I grandi occhi della donna vagavano ora sui
capelli scompigliati e rossastri. Rossi come quelli del padre.
Un’altra fitta
di dolore, più acuto; questa volta era il cuore a bruciarle
nel petto. La
verità era che Mail non avrebbe mai conosciuto suo padre. Ma
perché così tanti,
brutti pensieri? In fondo mica tutti i bambini nascono con la mamma e
il papà e
lei avrebbe semplicemente finto che “lui” non fosse
mai esistito. Avrebbe fatto
tutto da sola, come sempre, e tutto per bene; così non
avrebbe permesso che la storia
del suo bambino diventasse una storia triste. Se solo non fosse stato
per quei
buffi capelli... Comunque confidava sul fatto certo che gli occhi erano
i suoi.
Occhi verdi come foglie, e grandi, grandi e sinceri. Appena Matty
avesse sollevato
le sottili palpebre in un giorno luminoso lei li avrebbe visti
e…
Un colpo
di tosse ruppe bruscamente il filo dei suoi pensieri e la ragazza
rantolò per
qualche istante premendosi un fazzoletto bianco sulle labbra.
Qualche
goccia di sangue.
Rossa,
come quei fili di sole, si sorprese a riflettere.
Raggi di sole rosso per
capelli.
La sua attenzione tornò
immediatamente al bimbo; una tosse davvero secca
che lo aveva fatto sobbalzare, ma non abbastanza forte da svegliarlo.
Com’era
bello Mail.
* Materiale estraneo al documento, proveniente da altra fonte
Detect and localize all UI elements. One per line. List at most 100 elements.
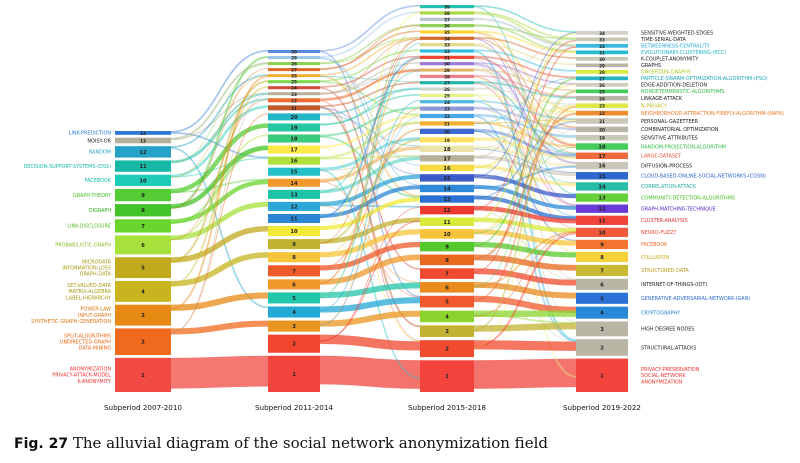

E lei
si sentiva così
stanca, davvero, molto stanca. “Ecco”era tornata a
pensare senza dare troppo
peso al male allo stomaco” il suo sorriso sarà il
più bello del mondo.” E
poiché Matt nel sonno le stringeva in una debole morsa il
dito indice tra le
manine, la ragazza dagli occhi verdi sorrise fino a prorompere in una
calda
risata, che illuminò la stanza. Rideva poiché
quella mattina era nato il suo
bambino e non era proprio il caso di essere così tristi.
Mihael Keehl era nato , biondo e arrabbiato, in pieno inverno, nell’immensa villa dei Keehl. E le prime braccia nelle quali fu posato erano state quelle della cameriera Susy che lo avevano subito riposto nella grande culla tra orsetti ed elefantini minacciosi. Mihael non era neanche riuscito ad incastrare il visino nella pelle profumata di sua madre che già lei aveva preso l’ultimo volo per Los Angeles, avvolta in una morbida e bianca pelliccia. Si era solo lamentata di come la gravidanza le avesse fatto prendere qualche kilo e del suo aspetto terribilmente sciupato. Arrivata in California Henry, l’autista di famiglia, la sarebbe venuta a prendere e l’avrebbe portata nel lussuoso Hotel, vicino al casinò, dove suo marito, il signor Keehl, sorseggiava champagne. La signora Keehl avrebbe fatto un bagno caldo, forse una maschera ai cetrioli e dopo, solo dopo ciò, appoggiando le labbra su quelle del suo sposo per un bacio leggero, tra i vari discorsi, avrebbe accennato al fatto che, già da un po’, erano diventati mamma e papà.